The answer creased Nadine’s face with a slap of misery, and she had to struggle to keep her voice from cracking as she went on. “That’s enough, Harry. Your daddy says lots of silly things. Okay?”
Harry shuffled his feet on the ground and scowled. “Okay,” he finally muttered.
Nadine wiped her face again, so he saw a smile when he looked back at her. “Why don’t you go with Mrs. Park and play with the puppy. Okay?”
“He doesn’t just eat bad dreams,” Maureen coaxed. “He does tricks too.”
Harry was obviously torn as he glanced over at the magical, bad-dream-eating fluff ball that wriggled in Maureen’s arms. He squirmed in place.
“You sure you’re okay?” he asked.
Nadine rolled her eyes and gave him a gentle shove toward the door.
“I’m so fine,” she said. “Go on.”
With a last glare in Clayton’s direction, Harry slouched away toward Maureen, who crouched down and leaned in to ask, “Would you like to carry him?”
Harry’s unhappily slouched back straightened as he blurted out,
“Yes, please.” She suppressed a smile and passed the fluff ball to him, and the dog promptly licked his face in the hope of stickiness. Maureen nodded reassurance to Nadine and then led them out of the room.
“He… James and I had an argument, and I hurt myself,” she said. “He didn’t think I needed to go to the hospital, and when I insisted, he locked me out. Harry snuck down and let me back in after it got dark. I mean, James didn’t think I’d stay there all night, but Harry was….”
She took a deep breath and pressed, her fingertips against her eyelids as she tried to hold the tears back.
“He isn’t like this. It’s not his fault,” she said. “He’s just… he’s trying to change things—for us—and that’s… it’s a lot of stress. People put a lot of stress on him. It’s not like he hit me.”
Clayton pulled a tissue out of his pocket and leaned forward to offer it to her. “I can help if you want me to,” he said. “Now. Later. It doesn’t matter.”
She took the tissue and twisted it between her hands instead of using it.
“I can’t leave him,” she said. “I wouldn’t be able to take care of myself, never mind Harry. I haven’t worked in five years, and when I did, I was a waitress—a… topless waitress. That’s going to impress the judge, isn’t it?”
“It’s my job to get you what you’re due. Both of you.”
Nadine popped her jaw sharply and pugnaciously to the side and snorted. She pushed a sweep of pale hair behind her ear. “No one gets what they’re due from James,” she said. “He doesn’t like to lose. What if I leave him and I don’t get custody of Harry? James loves him. I know he does. But he’s not… patient. I can’t risk that, can I?”

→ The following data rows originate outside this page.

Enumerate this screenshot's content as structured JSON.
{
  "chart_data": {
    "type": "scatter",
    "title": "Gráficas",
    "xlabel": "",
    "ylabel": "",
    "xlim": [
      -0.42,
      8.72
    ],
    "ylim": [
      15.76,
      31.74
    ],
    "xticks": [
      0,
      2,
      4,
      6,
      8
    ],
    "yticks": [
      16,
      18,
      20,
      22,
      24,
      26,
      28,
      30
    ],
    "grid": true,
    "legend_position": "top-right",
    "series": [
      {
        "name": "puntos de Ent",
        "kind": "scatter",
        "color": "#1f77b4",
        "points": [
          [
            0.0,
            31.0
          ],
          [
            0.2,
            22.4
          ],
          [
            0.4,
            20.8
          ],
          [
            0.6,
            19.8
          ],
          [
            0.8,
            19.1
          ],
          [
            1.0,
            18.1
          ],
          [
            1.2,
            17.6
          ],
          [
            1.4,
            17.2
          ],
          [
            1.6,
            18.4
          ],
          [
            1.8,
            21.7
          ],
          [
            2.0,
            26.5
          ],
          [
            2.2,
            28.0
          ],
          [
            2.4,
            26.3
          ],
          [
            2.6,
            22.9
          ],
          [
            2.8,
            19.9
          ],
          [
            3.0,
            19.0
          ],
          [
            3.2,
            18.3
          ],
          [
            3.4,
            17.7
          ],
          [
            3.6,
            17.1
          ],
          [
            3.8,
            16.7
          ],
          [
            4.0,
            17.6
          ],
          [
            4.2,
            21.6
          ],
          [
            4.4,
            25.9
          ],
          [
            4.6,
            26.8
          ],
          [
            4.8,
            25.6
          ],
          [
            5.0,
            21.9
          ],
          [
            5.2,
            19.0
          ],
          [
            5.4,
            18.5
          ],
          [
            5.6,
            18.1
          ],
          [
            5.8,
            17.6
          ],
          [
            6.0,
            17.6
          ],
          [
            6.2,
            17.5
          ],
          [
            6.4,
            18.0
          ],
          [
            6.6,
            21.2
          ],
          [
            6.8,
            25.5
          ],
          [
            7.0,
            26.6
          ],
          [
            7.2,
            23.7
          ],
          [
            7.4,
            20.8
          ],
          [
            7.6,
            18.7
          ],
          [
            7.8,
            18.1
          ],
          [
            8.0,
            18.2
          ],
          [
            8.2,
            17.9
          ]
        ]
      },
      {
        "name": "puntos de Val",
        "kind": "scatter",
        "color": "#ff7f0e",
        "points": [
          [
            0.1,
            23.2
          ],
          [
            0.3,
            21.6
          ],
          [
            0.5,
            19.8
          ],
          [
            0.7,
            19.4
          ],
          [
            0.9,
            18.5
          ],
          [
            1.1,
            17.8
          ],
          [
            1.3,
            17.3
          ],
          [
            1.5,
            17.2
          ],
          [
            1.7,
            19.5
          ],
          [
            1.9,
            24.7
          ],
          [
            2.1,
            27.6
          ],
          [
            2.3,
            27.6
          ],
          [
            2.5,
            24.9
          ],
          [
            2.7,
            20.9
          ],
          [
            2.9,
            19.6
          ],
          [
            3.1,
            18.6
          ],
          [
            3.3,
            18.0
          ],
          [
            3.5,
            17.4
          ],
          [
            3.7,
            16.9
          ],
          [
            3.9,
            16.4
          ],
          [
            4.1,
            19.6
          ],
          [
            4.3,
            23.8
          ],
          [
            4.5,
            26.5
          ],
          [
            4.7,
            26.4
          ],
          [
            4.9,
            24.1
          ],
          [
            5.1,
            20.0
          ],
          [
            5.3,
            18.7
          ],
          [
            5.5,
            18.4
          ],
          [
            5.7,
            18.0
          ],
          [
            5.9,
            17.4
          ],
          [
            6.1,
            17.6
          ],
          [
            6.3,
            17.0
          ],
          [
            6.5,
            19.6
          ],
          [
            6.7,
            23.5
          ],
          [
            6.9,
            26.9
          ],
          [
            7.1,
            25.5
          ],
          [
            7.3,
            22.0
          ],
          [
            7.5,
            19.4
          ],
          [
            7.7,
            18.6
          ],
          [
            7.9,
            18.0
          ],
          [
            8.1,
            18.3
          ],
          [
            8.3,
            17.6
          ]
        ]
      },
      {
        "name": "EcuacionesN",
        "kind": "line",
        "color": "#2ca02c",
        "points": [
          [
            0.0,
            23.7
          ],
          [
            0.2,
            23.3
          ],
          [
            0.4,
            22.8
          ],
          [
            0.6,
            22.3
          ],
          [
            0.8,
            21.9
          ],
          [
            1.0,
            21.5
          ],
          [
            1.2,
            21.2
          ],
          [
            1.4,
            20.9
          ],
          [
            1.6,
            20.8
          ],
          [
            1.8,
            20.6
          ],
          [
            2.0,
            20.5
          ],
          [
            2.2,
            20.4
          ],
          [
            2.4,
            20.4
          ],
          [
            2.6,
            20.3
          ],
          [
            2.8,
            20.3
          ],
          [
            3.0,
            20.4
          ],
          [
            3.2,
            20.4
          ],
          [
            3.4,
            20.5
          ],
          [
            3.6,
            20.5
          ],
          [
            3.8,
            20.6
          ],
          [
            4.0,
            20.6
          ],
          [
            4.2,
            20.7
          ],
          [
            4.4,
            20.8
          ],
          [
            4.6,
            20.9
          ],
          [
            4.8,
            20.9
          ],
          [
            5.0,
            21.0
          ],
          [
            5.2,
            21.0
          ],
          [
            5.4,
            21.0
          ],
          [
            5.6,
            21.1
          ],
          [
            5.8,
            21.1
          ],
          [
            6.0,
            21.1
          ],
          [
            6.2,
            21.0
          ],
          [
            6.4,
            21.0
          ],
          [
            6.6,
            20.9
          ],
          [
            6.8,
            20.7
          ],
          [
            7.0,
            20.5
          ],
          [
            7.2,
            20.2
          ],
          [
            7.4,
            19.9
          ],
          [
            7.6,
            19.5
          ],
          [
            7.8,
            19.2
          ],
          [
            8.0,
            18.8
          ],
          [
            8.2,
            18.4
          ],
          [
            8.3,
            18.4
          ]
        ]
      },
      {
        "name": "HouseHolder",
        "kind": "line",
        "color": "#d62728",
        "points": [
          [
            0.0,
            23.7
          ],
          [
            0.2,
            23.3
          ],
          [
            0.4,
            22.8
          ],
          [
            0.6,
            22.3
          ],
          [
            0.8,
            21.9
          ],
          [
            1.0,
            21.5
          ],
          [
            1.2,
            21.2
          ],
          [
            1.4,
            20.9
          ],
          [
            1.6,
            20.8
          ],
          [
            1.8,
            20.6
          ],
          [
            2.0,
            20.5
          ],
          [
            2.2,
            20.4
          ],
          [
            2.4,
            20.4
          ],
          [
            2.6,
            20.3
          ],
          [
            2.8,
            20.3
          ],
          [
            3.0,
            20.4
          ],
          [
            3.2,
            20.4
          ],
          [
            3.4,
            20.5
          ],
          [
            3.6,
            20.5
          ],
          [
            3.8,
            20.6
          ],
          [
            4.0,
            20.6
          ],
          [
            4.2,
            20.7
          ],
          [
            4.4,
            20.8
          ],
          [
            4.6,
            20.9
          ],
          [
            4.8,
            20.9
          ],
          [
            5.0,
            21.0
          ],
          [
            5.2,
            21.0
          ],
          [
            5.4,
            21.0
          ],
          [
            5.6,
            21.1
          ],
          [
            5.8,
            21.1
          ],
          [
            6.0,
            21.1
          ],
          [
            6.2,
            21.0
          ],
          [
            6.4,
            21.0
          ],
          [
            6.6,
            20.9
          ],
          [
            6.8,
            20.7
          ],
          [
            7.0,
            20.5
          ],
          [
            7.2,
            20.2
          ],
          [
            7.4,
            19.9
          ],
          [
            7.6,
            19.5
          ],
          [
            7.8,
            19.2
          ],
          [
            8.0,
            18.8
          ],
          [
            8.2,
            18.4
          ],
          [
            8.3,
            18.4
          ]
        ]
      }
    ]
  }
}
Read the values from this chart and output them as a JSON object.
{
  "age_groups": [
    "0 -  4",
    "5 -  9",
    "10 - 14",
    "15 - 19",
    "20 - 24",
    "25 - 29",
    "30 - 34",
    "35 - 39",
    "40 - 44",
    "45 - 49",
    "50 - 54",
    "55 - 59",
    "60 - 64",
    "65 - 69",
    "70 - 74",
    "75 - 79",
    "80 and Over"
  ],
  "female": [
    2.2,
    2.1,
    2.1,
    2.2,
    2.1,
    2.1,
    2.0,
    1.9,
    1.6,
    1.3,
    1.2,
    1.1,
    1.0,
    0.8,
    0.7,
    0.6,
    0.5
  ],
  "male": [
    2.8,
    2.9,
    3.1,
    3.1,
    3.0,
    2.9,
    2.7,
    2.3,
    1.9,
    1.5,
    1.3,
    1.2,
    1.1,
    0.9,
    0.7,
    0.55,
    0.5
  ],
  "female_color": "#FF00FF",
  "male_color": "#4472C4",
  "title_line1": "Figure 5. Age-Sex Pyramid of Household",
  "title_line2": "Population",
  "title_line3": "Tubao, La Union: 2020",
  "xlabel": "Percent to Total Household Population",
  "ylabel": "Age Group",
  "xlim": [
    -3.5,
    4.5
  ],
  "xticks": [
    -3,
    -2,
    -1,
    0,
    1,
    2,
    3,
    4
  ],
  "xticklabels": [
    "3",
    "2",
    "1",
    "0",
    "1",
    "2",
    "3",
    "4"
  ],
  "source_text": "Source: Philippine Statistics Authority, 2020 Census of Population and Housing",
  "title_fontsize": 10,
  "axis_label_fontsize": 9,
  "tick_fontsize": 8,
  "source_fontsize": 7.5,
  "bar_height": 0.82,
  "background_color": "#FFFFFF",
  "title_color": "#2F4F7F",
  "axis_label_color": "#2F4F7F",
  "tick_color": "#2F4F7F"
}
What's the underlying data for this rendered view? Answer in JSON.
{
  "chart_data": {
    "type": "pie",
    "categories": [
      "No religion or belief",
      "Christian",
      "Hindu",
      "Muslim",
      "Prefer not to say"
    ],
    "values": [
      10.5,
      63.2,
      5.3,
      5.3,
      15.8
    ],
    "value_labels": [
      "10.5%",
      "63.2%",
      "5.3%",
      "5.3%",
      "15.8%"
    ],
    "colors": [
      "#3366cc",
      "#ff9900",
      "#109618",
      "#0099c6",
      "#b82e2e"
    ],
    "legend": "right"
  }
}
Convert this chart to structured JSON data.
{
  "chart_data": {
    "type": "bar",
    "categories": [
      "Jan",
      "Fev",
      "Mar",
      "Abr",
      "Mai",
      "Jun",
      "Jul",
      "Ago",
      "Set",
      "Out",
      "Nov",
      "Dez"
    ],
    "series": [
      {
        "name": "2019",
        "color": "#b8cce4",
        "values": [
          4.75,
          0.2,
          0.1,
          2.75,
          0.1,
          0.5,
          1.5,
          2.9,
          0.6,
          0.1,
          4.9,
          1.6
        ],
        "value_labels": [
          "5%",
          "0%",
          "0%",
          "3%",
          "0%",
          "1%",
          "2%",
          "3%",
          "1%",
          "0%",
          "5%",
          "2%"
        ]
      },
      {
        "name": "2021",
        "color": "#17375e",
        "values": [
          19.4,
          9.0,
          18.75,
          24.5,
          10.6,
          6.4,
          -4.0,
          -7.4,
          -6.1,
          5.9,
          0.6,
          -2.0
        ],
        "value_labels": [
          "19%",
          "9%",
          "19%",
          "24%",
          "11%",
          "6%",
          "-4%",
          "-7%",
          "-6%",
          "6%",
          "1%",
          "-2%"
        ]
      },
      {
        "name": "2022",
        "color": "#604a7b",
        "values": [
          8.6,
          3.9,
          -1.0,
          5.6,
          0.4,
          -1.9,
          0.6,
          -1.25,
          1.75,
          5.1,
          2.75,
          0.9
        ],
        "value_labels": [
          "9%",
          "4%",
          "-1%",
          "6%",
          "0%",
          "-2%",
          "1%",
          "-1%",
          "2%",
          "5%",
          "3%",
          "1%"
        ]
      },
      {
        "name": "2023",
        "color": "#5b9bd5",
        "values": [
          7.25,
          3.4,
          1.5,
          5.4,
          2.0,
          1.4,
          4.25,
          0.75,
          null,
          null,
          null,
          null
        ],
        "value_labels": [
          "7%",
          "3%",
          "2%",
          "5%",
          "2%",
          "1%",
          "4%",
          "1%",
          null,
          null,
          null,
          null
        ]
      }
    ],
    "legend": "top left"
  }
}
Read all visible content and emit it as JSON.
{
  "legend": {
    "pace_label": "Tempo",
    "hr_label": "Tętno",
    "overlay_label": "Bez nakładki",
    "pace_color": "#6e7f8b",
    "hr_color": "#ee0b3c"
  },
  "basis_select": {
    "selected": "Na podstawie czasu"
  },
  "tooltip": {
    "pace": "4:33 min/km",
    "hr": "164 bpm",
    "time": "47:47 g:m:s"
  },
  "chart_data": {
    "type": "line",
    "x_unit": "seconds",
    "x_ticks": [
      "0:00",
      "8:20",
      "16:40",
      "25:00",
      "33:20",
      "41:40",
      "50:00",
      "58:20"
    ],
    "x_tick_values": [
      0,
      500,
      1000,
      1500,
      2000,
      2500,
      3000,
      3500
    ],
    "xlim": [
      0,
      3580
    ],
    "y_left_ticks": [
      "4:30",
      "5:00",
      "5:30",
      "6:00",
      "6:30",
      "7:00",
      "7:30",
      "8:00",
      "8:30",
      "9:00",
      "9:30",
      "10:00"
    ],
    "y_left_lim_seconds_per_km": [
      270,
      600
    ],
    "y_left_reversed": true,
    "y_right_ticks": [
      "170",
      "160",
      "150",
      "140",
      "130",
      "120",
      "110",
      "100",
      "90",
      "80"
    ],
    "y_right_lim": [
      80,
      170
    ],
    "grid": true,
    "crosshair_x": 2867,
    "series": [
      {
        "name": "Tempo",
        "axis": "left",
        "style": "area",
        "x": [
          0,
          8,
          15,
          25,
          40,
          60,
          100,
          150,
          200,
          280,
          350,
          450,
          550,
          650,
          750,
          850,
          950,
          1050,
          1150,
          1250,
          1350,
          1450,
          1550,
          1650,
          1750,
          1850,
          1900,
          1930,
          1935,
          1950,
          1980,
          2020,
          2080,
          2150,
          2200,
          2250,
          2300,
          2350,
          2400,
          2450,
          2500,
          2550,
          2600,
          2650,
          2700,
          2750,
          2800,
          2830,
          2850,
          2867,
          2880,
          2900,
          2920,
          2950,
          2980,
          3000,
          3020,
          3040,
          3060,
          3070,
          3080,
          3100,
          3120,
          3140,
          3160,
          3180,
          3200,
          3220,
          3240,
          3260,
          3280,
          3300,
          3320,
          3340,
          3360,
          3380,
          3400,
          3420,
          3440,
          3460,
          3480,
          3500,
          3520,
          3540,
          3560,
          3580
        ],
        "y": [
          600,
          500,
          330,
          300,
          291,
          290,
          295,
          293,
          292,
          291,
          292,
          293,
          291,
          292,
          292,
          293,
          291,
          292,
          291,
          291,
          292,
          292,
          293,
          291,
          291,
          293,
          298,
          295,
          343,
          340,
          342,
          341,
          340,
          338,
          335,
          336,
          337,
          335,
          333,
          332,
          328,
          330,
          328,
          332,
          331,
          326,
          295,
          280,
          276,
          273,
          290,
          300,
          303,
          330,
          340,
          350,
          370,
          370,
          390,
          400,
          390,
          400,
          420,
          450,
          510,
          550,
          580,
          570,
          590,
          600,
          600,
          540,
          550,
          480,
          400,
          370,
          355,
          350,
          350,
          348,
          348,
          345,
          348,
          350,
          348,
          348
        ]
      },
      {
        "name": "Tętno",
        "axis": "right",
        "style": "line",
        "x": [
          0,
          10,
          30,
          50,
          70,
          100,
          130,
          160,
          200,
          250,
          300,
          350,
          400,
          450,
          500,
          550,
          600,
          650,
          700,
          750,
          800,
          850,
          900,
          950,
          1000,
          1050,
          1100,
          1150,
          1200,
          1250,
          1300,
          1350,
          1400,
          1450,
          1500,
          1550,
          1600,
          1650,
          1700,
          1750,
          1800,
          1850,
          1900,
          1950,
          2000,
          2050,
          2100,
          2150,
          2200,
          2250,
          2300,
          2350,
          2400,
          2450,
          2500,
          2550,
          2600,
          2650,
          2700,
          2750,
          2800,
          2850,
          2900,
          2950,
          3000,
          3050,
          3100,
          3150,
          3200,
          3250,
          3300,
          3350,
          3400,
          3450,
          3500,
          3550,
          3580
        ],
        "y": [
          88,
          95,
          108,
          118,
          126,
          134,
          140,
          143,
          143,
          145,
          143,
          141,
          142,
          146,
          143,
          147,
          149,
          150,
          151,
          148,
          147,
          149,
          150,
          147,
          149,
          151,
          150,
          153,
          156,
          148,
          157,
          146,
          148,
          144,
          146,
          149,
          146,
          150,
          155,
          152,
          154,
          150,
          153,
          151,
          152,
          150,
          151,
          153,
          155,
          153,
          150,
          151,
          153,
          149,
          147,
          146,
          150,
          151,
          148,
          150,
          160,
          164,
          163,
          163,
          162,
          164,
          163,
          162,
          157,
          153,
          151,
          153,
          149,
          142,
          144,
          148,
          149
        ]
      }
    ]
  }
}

Clayton wanted to tell her. It wouldn’t do any good; it had to be her decision. But he still wanted to.
“With divorce there’s always a risk that you won’t get the outcome you want, that I’d like,” he said. “Sometimes nobody’s happy at the end.”
She took a deep breath and twisted the tissue between her fingers until it tore. “Can I think about it?”